With emerging and developing economies expected to issue digital fiat in the next year, coupled with new stablecoins traded on blockchain infrastructures, could central banks face real competition from private companies? Will regulators respond by creating territorial rules against digital currency?
The U.S. Dollar or the Pound or the Euro could face competition, perhaps, from a digital Yuan or Libra.
Mastercard does have skin in the game. Mastercard is used as a service in more than 30,000 banks worldwide and with 60 Million merchants. It is virtually ubiquitous. But blockchain-powered services could represent future competition. Did Mastercard exit the Libra project, perhaps, to preserve its current revenue stream?
It does seem plausible that Bitcoin and other cryptocurrencies could create a financial system stability threat to mainstream markets. But the token marketplace would have to grow much larger before an impact would be felt.

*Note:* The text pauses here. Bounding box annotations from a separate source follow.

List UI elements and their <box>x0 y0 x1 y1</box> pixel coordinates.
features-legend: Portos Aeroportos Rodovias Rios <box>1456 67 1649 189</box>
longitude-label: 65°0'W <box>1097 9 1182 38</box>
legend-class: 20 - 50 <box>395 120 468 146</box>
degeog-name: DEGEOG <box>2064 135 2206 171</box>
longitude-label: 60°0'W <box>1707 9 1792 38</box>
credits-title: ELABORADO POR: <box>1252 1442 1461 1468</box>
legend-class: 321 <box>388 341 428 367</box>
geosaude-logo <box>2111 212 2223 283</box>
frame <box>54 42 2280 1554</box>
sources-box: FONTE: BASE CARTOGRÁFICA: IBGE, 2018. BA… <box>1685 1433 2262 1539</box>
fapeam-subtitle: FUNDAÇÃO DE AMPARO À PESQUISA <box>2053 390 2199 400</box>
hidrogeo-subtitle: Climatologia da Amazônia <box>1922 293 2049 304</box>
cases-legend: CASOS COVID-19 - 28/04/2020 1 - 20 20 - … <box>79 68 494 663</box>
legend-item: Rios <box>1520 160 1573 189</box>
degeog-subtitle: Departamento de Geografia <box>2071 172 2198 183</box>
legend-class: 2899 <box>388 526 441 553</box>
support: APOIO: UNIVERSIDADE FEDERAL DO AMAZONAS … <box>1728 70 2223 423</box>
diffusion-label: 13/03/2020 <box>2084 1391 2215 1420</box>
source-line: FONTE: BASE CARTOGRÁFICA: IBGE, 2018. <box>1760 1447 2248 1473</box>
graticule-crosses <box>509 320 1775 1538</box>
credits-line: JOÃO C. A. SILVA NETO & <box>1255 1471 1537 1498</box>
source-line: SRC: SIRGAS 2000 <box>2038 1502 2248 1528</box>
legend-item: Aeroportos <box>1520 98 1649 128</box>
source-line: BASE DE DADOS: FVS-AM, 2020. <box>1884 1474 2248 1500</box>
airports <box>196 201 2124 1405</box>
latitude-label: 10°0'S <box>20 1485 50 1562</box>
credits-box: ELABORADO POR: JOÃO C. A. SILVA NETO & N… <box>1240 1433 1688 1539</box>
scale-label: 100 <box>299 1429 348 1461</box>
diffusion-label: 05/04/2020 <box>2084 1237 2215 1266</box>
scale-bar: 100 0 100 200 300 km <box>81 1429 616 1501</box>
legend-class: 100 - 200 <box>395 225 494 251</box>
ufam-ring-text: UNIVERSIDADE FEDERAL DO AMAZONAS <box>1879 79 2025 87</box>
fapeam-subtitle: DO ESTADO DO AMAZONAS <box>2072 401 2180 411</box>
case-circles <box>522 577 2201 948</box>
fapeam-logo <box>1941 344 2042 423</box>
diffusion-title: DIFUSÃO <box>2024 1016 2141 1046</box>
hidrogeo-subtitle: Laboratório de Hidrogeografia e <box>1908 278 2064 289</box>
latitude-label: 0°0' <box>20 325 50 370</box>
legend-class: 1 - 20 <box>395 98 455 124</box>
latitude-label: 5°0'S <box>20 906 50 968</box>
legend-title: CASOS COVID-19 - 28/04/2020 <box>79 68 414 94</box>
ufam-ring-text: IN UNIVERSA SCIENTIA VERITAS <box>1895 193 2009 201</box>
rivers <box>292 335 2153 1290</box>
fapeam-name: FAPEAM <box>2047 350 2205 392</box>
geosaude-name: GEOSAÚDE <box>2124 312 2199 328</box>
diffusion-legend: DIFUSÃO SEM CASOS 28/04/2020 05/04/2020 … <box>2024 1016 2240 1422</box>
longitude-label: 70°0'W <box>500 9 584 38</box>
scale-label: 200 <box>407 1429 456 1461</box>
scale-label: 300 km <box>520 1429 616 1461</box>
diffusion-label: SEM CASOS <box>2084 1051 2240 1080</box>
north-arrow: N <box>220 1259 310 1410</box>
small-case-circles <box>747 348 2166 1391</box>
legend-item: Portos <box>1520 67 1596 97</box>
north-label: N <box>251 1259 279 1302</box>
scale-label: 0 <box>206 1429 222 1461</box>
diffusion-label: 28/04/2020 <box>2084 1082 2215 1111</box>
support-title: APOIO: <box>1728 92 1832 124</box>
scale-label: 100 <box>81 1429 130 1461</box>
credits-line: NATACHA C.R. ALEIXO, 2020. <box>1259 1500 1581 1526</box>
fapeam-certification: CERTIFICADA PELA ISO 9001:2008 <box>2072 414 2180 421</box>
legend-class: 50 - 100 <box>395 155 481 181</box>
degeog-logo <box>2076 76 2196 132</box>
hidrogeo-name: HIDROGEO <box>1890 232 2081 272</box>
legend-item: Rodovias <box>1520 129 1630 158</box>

Currently, the market capitalization for all exchange-traded cryptocurrencies is just under $260 Billion; a significant number, but not as large as the U.S. equity market or the trillions traded in the FX market. To introduce a global economic impact, stablecoins would need to be much larger.
From a recent World Economic Forum statement about digital currency: “While cases like Cambodia, Uruguay, Eastern Caribbean Central Bank and the People’s Bank of China show that some countries are accelerating, many others are still researching and have not decided whether or how to issue.” Could smaller economies shift the balance of power by introducing a coin variable? And if the digital currency market becomes more widely traded, could central banks and regulators prevent competition through regulation?
Central banks, hearing the Libra rallying cry, have been accelerating their experiments with payment services and national digital currencies. But many large economies, like the U.S. and the U.K., have no plans to issue digital fiat. Emerging and developing nations, in comparison, have been pushing new central bank digital initiatives.
Both Thailand (Project Inthanon) and Cambodia (Project Bakong) have made progress with digital issuance. Cambodia plans to issue digital coin by early 2020.
While Inthanon and Bakong are small relative to the U.S. Dollar’s economy, the idea that central bank digital currency could create unintended consequences, like protectionism, is something to monitor closely.